I think one is more inconvenienced than the other. If someone doesn't answer your question immediately, search harder. The answer is out there somewhere.


[flagged]


Emotions are running high in this comment.

I think it doesn't really have much to do with what anyone wants. It's funny that I am inclined to think OP would be annoying, but this comment almost is doing the opposite of what you intended and swaying me the opposite way. Knowledge should be shared, and not under a list of very capricious conditions.

But, I get it, that's how you work and we've all got our things. I've never worked at an office, and I'm just realizing that all the discussions here could be solved by simply having a guy like OP paired with a guy who enjoys sharing their knowledge and unblocking these problems ASAP. A people person, which I get coders tend not to be. A guy whose flow is that, not just being an island out of a krazam sketch.


Hm, one could as legitimately argue: if the person who has the knowledge FAILED to document it properly and give it to the person who needs it. Then the person who has the knowledge is the one who deserve to have their flow disrupted instead of the person who notice they haven't done their work. Why should the person who demands the knowledge pays for the other person failure?

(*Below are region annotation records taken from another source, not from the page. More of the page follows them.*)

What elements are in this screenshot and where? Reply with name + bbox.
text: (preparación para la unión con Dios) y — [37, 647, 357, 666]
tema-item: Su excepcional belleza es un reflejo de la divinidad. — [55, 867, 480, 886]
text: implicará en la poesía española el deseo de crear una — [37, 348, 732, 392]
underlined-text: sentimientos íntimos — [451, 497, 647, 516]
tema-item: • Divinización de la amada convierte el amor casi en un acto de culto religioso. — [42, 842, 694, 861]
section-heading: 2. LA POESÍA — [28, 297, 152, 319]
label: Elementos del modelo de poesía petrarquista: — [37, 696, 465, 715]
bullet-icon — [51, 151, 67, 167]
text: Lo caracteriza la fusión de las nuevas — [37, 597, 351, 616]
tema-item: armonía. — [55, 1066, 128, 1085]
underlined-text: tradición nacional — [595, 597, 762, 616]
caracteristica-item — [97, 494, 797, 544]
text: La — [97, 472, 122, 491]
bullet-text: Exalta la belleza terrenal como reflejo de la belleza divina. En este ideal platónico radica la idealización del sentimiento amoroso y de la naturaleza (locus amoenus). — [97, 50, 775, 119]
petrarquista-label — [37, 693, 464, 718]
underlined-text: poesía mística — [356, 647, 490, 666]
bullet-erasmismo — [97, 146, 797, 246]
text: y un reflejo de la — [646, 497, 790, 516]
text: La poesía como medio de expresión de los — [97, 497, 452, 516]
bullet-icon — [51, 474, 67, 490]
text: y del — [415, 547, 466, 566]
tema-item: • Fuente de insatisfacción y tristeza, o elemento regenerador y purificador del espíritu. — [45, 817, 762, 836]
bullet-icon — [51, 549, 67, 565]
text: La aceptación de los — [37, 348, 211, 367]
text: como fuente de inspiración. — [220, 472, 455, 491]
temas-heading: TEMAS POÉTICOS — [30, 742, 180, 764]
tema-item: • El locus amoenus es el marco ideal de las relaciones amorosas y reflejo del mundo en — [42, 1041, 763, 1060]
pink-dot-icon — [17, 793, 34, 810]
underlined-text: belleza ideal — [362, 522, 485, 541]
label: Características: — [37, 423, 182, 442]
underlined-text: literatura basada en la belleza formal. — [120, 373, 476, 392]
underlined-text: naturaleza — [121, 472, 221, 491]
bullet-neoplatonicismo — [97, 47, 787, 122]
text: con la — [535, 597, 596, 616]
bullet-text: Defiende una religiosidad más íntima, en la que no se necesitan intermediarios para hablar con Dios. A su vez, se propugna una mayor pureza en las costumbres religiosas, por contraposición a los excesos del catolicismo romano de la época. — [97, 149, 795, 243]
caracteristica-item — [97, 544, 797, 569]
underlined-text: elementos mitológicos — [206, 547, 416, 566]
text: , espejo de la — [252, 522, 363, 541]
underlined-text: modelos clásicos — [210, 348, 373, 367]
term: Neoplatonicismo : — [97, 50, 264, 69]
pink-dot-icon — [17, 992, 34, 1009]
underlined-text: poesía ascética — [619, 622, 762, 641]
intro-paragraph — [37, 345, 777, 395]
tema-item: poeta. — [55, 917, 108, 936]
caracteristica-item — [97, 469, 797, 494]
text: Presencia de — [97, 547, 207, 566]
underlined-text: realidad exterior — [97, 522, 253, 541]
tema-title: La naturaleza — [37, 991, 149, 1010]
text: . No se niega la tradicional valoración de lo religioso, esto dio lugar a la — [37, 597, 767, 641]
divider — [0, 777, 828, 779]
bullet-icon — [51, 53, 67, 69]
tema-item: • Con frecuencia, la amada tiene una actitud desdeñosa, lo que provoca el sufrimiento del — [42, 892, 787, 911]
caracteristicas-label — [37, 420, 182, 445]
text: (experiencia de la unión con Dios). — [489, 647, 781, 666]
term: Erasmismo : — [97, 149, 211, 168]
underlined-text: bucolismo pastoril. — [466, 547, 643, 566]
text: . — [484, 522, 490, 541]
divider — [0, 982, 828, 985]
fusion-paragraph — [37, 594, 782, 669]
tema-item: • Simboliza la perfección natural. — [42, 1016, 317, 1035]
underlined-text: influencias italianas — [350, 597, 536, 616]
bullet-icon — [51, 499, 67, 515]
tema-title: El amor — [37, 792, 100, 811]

But more importantly, a grown-up would say: the two persons are collaborating, they are not fighting each other. The person who has knowledge is a grown-up, they will want the work to progress correctly and they will want to see their colleague succeed professionally and socially. The person who needs the knowledge is a grown-up, they will not ask over and over again when they see it disturbs the person who has the knowledge (and no one here is against that, obviously).

That's a sad way of seeing professional relationship, but also not a very smart way too: in real life, your own position is biased: when Mr X asks Mr Y a question, it is because Mr X truly believe it's a legitimate question. But maybe Mr Y has written the doc somewhere and Mr X missed it (which can and will happen). In which case, Mr Y will think Mr X is "wrong". But how Mr X can be sure he is not "wrong": Mr X does not know what he does not know. Or maybe Mr Y has written the doc, but badly. In which case, Mr Y will incorrectly think Mr X is "wrong". Or maybe ...

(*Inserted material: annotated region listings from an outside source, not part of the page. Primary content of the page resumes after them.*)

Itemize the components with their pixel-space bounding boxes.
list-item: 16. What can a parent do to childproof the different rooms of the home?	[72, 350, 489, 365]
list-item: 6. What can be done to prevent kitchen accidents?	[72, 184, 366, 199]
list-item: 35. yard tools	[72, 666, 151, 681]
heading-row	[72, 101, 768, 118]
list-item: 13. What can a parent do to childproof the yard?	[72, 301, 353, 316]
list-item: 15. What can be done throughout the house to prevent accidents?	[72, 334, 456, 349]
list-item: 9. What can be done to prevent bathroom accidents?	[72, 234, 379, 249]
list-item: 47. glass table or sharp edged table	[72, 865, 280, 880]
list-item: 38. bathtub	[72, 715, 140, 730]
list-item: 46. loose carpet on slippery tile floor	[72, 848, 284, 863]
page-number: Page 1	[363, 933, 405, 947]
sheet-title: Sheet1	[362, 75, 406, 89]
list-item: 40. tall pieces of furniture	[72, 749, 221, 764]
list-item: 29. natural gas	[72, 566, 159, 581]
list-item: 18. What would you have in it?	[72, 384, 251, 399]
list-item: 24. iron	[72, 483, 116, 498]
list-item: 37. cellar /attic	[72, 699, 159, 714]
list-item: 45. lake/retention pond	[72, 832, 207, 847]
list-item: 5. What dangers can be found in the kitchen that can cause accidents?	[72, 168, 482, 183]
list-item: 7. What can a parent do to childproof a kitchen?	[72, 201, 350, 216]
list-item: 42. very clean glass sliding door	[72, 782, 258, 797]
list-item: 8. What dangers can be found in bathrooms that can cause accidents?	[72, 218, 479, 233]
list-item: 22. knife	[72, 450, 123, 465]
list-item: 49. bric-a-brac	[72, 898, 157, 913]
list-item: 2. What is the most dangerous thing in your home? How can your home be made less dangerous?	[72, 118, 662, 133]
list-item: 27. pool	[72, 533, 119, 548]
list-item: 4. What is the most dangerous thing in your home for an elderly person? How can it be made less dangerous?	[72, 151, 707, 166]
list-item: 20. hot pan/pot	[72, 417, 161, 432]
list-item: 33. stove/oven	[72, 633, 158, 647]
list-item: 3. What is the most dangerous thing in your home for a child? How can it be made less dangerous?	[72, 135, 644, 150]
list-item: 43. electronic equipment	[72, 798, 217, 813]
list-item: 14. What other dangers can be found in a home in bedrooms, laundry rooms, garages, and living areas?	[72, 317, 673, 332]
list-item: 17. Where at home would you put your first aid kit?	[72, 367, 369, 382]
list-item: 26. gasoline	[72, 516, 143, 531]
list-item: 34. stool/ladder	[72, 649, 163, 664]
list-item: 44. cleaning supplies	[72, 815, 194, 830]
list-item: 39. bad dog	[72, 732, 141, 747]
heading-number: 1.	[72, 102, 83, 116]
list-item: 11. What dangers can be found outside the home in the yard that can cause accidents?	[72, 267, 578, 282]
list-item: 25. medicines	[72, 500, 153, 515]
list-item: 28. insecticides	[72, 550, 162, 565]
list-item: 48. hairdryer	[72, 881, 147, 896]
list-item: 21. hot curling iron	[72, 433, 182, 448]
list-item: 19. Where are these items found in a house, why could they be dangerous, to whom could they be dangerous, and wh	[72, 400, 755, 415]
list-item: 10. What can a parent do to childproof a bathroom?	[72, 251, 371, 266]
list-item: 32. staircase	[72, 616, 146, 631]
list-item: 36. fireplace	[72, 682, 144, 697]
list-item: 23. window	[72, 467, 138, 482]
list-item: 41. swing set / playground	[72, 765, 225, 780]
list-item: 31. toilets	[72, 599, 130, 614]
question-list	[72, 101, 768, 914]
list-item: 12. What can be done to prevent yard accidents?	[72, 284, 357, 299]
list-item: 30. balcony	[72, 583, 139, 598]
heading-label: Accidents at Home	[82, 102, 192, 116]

In short: grown-ups understand that communication is messy and that "counting points" is just ridiculous, inefficient and just something that a person who has poor understanding of the reality will think is fine.

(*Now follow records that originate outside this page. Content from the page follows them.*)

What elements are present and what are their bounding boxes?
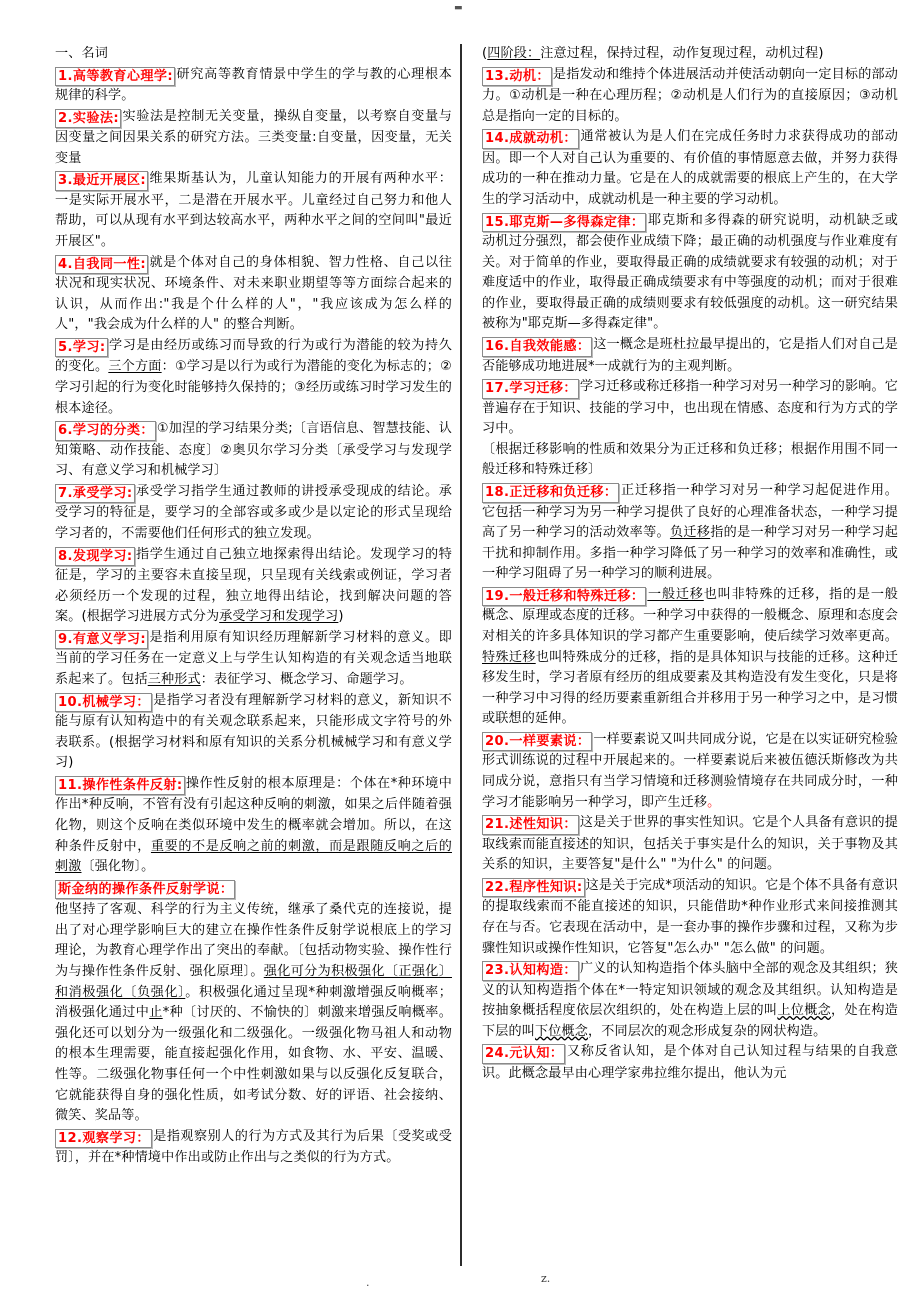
entry-underline: 重要的不是反响之前的刺激，而是跟随反响之后的刺激 <box>55 838 452 875</box>
entry-skinner-heading <box>55 878 452 901</box>
term-label: 斯金纳的操作条件反射学说： <box>55 880 235 900</box>
top-page-mark: ▬ <box>454 3 462 13</box>
entry-underline: 强化可分为积极强化〔正强化〕和消极强化〔负强化〕 <box>55 964 452 1000</box>
entry-body: 这一概念是班杜拉最早提出的，它是指人们对自己是否能够成功地进展*一成就行为的主观判断。 <box>482 337 898 374</box>
left-column <box>0 44 460 1274</box>
section-heading: 一、名词 <box>55 46 108 61</box>
entry-body: 这是关于世界的事实性知识。它是个人具备有意识的提取线索而能直接述的知识，包括关于事实是什么的知识，关于事物及其关系的知识，主要答复"是什么" "为什么" 的问题。 <box>482 815 898 873</box>
entry-8 <box>55 545 452 628</box>
entry-body: 是指学习者没有理解新学习材料的意义，新知识不能与原有认知构造中的有关观念联系起来，只能形成文字符号的外表联系。(根据学习材料和原有知识的关系分机械械学习和有意义学习) <box>55 692 452 771</box>
term-label: 9.有意义学习: <box>55 630 148 650</box>
term-label: 5.学习: <box>55 338 108 358</box>
term-label: 17.学习迁移： <box>482 379 579 399</box>
term-label: 7.承受学习: <box>55 484 135 504</box>
entry-body-mid: ，处在构造下层的叫 <box>482 1003 898 1039</box>
entry-11 <box>55 774 452 878</box>
entry-13 <box>482 65 898 128</box>
term-label: 20.一样要素说： <box>482 732 592 752</box>
term-label: 8.发现学习: <box>55 547 135 567</box>
entry-body: 耶克斯和多得森的研究说明，动机缺乏或动机过分强烈，都会使作业成绩下降；最正确的动机强度与作业难度有关。对于简单的作业，要取得最正确的成绩就要求有较强的动机；对于难度适中的作业，取得最正确成绩要求有中等强度的动机；而对于很难的作业，要取得最正确的成绩则要求有较低强度的动机。这一研究结果被称为"耶克斯—多得森定律"。 <box>482 212 898 332</box>
term-label: 2.实验法: <box>55 109 121 129</box>
entry-9 <box>55 628 452 691</box>
term-label: 13.动机： <box>482 67 552 87</box>
entry-body: 学习迁移或称迁移指一种学习对另一种学习的影响。它普遍存在于知识、技能的学习中，也出现在情感、态度和行为方式的学习中。 <box>482 379 898 437</box>
right-column <box>460 44 920 1266</box>
entry-2 <box>55 107 452 170</box>
two-column-body <box>0 44 920 1274</box>
entry-body: 承受学习指学生通过教师的讲授承受现成的结论。承受学习的特征是，要学习的全部容或多或少是以定论的形式呈现给学习者的，不需要他们任何形式的独立发现。 <box>55 483 452 541</box>
entry-17 <box>482 377 898 440</box>
entry-4 <box>55 253 452 336</box>
entry-body-pre: 他坚持了客观、科学的行为主义传统，继承了桑代克的连接说，提出了对心理学影响巨大的建立在操作性条件反射学说根底上的学习理论，为教育心理学作出了突出的奉献。〔包括动物实验、操作性行为与操作性条件反射、强化原理〕。 <box>55 902 452 979</box>
entry-body-post-red: 。 <box>707 794 721 810</box>
term-label: 11.操作性条件反射: <box>55 776 185 796</box>
entry-5 <box>55 336 452 419</box>
entry-body-pre: 也叫非特殊的迁移，指的是一般概念、原理或态度的迁移。一种学习中获得的一般概念、原理和态度会对相关的许多具体知识的学习都产生重要影响，使后续学习效率更高。 <box>482 586 898 644</box>
entry-body: 是指观察别人的行为方式及其行为后果〔受奖或受罚〕，并在*种情境中作出或防止作出与之类似的行为方式。 <box>55 1128 452 1166</box>
entry-3 <box>55 169 452 252</box>
entry-body: 这是关于完成*项活动的知识。它是个体不具备有意识的提取线索而不能直接述的知识，只能借助*种作业形式来间接推测其存在与否。它表现在活动中，是一套办事的操作步骤和过程，又称为步骤性知识或操作性知识，它答复"怎么办" "怎么做" 的问题。 <box>482 877 898 956</box>
entry-6 <box>55 419 452 482</box>
lead-open-paren: ( <box>482 46 488 61</box>
footer-left-mark: . <box>366 1276 370 1289</box>
entry-body-pre: 一样要素说又叫共同成分说，它是在以实证研究检验形式训练说的过程中开展起来的。一样要素说后来被伍德沃斯修改为共同成分说，意指只有当学习情境和迁移测验情境存在共同成分时，一种学习才能影响另一种学习，即产生迁移 <box>482 731 898 810</box>
term-label: 23.认知构造： <box>482 961 579 981</box>
entry-14 <box>482 127 898 210</box>
entry-body: ①加涅的学习结果分类;〔言语信息、智慧技能、认知策略、动作技能、态度〕②奥贝尔学习分类〔承受学习与发现学习、有意义学习和机械学习〕 <box>55 421 452 479</box>
entry-19 <box>482 585 898 730</box>
entry-body: 就是个体对自己的身体相貌、智力性格、自己以往状况和现实状况、环境条件、对未来职业期望等等方面综合起来的认识，从而作出:"我是个什么样的人"，"我应该成为怎么样的人"，"我会成为什么样的人" 的整合判断。 <box>55 254 452 333</box>
term-label: 22.程序性知识: <box>482 878 585 898</box>
entry-body: 研究高等教育情景中学生的学与教的心理根本规律的科学。 <box>55 66 452 104</box>
entry-body-post: 指的是一种学习对另一种学习起干扰和抑制作用。多指一种学习降低了另一种学习的效率和准确性，或一种学习阻碍了另一种学习的顺利进展。 <box>482 525 898 582</box>
entry-body: 实验法是控制无关变量，操纵自变量，以考察自变量与因变量之间因果关系的研究方法。三类变量:自变量，因变量，无关变量 <box>55 108 452 166</box>
entry-10 <box>55 691 452 774</box>
term-label: 21.述性知识： <box>482 815 579 835</box>
entry-underline: 承受学习和发现学习 <box>219 609 339 625</box>
entry-21 <box>482 813 898 876</box>
entry-body-pre: 学习是由经历或练习而导致的行为或行为潜能的较为持久的变化。 <box>55 337 452 375</box>
term-label: 24.元认知： <box>482 1044 565 1064</box>
entry-body: 通常被认为是人们在完成任务时力求获得成功的部动因。即一个人对自己认为重要的、有价值的事情愿意去做，并努力获得成功的一种在推动力量。它是在人的成就需要的根底上产生的，在大学生的学习活动中，成就动机是一种主要的学习动机。 <box>482 129 898 207</box>
entry-skinner-body <box>55 900 452 1127</box>
entry-underline: 特殊迁移 <box>482 649 536 665</box>
term-label: 1.高等教育心理学: <box>55 67 175 87</box>
entry-body: 是指发动和维持个体进展活动并使活动朝向一定目标的部动力。①动机是一种在心理历程；②动机是人们行为的直接原因；③动机总是指向一定的目标的。 <box>482 66 898 124</box>
entry-underline-wavy: 上位概念 <box>777 1003 832 1019</box>
term-label: 12.观察学习： <box>55 1129 152 1149</box>
entry-body-post: ：①学习是以行为或行为潜能的变化为标志的；②学习引起的行为变化时能够持久保持的；③经历或练习时学习发生的根本途径。 <box>55 359 452 416</box>
entry-body-post: 〔强化物〕。 <box>81 859 155 875</box>
entry-body-post: ，不同层次的观念形成复杂的网状构造。 <box>587 1023 827 1039</box>
entry-body-pre: 指学生通过自己独立地探索得出结论。发现学习的特征是，学习的主要容未直接呈现，只呈现有关线索或例证，学习者必须经历一个发现的过程，独立地得出结论，找到解决问题的答案。(根据学习进展方式分为 <box>55 546 452 625</box>
term-label: 16.自我效能感： <box>482 337 592 357</box>
entry-note-transfer-types: 〔根据迁移影响的性质和效果分为正迁移和负迁移；根据作用围不同一般迁移和特殊迁移〕 <box>482 441 898 478</box>
entry-18 <box>482 481 898 585</box>
page-footer <box>0 1272 920 1292</box>
entry-body-pre: 是指利用原有知识经历理解新学习材料的意义。即当前的学习任务在一定意义上与学生认知构造的有关观念适当地联系起来了。包括 <box>55 629 452 687</box>
term-label: 3.最近开展区: <box>55 171 148 191</box>
entry-underline: 三个方面 <box>108 359 162 375</box>
entry-15 <box>482 211 898 335</box>
entry-underline-lead: 一般迁移 <box>647 586 704 602</box>
entry-body-post: ：表征学习、概念学习、命题学习。 <box>200 671 413 687</box>
term-label: 19.一般迁移和特殊迁移： <box>482 587 646 607</box>
entry-body-post: 也叫特殊成分的迁移，指的是具体知识与技能的迁移。这种迁移发生时，学习者原有经历的组成要素及其构造没有发生变化，只是将一种学习中习得的经历要素重新组合并移用于另一种学习之中，是习惯或联想的延伸。 <box>482 649 898 727</box>
entry-body-post: *种〔讨厌的、不愉快的〕刺激来增强反响概率。强化还可以划分为一级强化和二级强化。一级强化物马祖人和动物的根本生理需要，能直接起强化作用，如食物、水、平安、温暖、性等。二级强化物事任何一个中性刺激如果与以反强化反复联合，它就能获得自身的强化性质，如考试分数、好的评语、社会接纳、微笑、奖品等。 <box>55 1005 452 1124</box>
entry-24 <box>482 1042 898 1084</box>
entry-20 <box>482 730 898 813</box>
entry-23 <box>482 959 898 1042</box>
entry-underline: 三种形式 <box>147 671 201 687</box>
entry-body-pre: 正迁移指一种学习对另一种学习起促进作用。它包括一种学习为另一种学习提供了良好的心理准备状态，一种学习提高了另一种学习的活动效率等。 <box>482 483 898 541</box>
term-label: 18.正迁移和负迁移： <box>482 483 619 503</box>
entry-underline-2: 止 <box>149 1005 163 1021</box>
entry-7 <box>55 482 452 545</box>
entry-16 <box>482 335 898 377</box>
term-label: 15.耶克斯—多得森定律： <box>482 213 646 233</box>
term-label: 6.学习的分类： <box>55 421 156 441</box>
entry-body: 维果斯基认为，儿童认知能力的开展有两种水平：一是实际开展水平，二是潜在开展水平。儿童经过自己努力和他人帮助，可以从现有水平到达较高水平，两种水平之间的空间叫"最近开展区"。 <box>55 171 452 250</box>
footer-right-mark: z. <box>541 1272 551 1285</box>
entry-body-pre: 广义的认知构造指个体头脑中全部的观念及其组织；狭义的认知构造指个体在*一特定知识领域的观念及其组织。认知构造是按抽象概括程度依层次组织的，处在构造上层的叫 <box>482 961 898 1019</box>
lead-line <box>482 44 898 65</box>
entry-22 <box>482 876 898 959</box>
entry-body: 又称反省认知，是个体对自己认知过程与结果的自我意识。此概念最早由心理学家弗拉维尔提出，他认为元 <box>482 1044 898 1081</box>
entry-body-mid: 。积极强化通过呈现*种刺激增强反响概率；消极强化通过中 <box>55 984 452 1021</box>
entry-1 <box>55 65 452 107</box>
entry-underline-wavy-2: 下位概念 <box>534 1023 588 1039</box>
entry-body-pre: 操作性反射的根本原理是：个体在*种环境中作出*种反响，不管有没有引起这种反响的刺激，如果之后伴随着强化物，则这个反响在类似环境中发生的概率就会增加。所以，在这种条件反射中， <box>55 775 452 854</box>
entry-body-post: ) <box>338 609 344 625</box>
term-label: 4.自我同一性: <box>55 255 148 275</box>
term-label: 10.机械学习： <box>55 693 152 713</box>
term-label: 14.成就动机： <box>482 129 579 149</box>
lead-rest: 注意过程，保持过程，动作复现过程，动机过程) <box>540 46 824 61</box>
entry-12 <box>55 1127 452 1169</box>
lead-underline: 四阶段： <box>487 46 541 61</box>
entry-underline: 负迁移 <box>669 525 711 541</box>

> if the person who has the knowledge FAILED to document it properly and give it to the person who needs it. Then the person who has the knowledge is the one who deserve to have their flow disrupted instead of the person who notice they haven't done their work

Hard agree!

> But more importantly, a grown-up would say: the two persons are collaborating, they are not fighting each other. The person who has knowledge is a grown-up, they will want the work to progress correctly and they will want to see their colleague succeed professionally and socially. The person who needs the knowledge is a grown-up, they will not ask over and over again when they see it disturbs the person who has the knowledge (and no one here is against that, obviously).

Hard agree!

> In short: grown-ups understand that communication is messy and that "counting points" is just ridiculous, inefficient

Agreed. However, as engineers, if we see communication within the team being messy, you also need to judge is that okay, or could we improve it, by setting some ground rules or improving some process or maybe having more dedicated sessions for creating a good shared understanding. OP's thread, it felt to me, thought that messiness in communication was solvable only by being on-prem and able to ask quick questions, while I am convinced it can be solved far more elegantly and with less overall effort with a good, focused onboarding experience and even (or especially) in remote settings.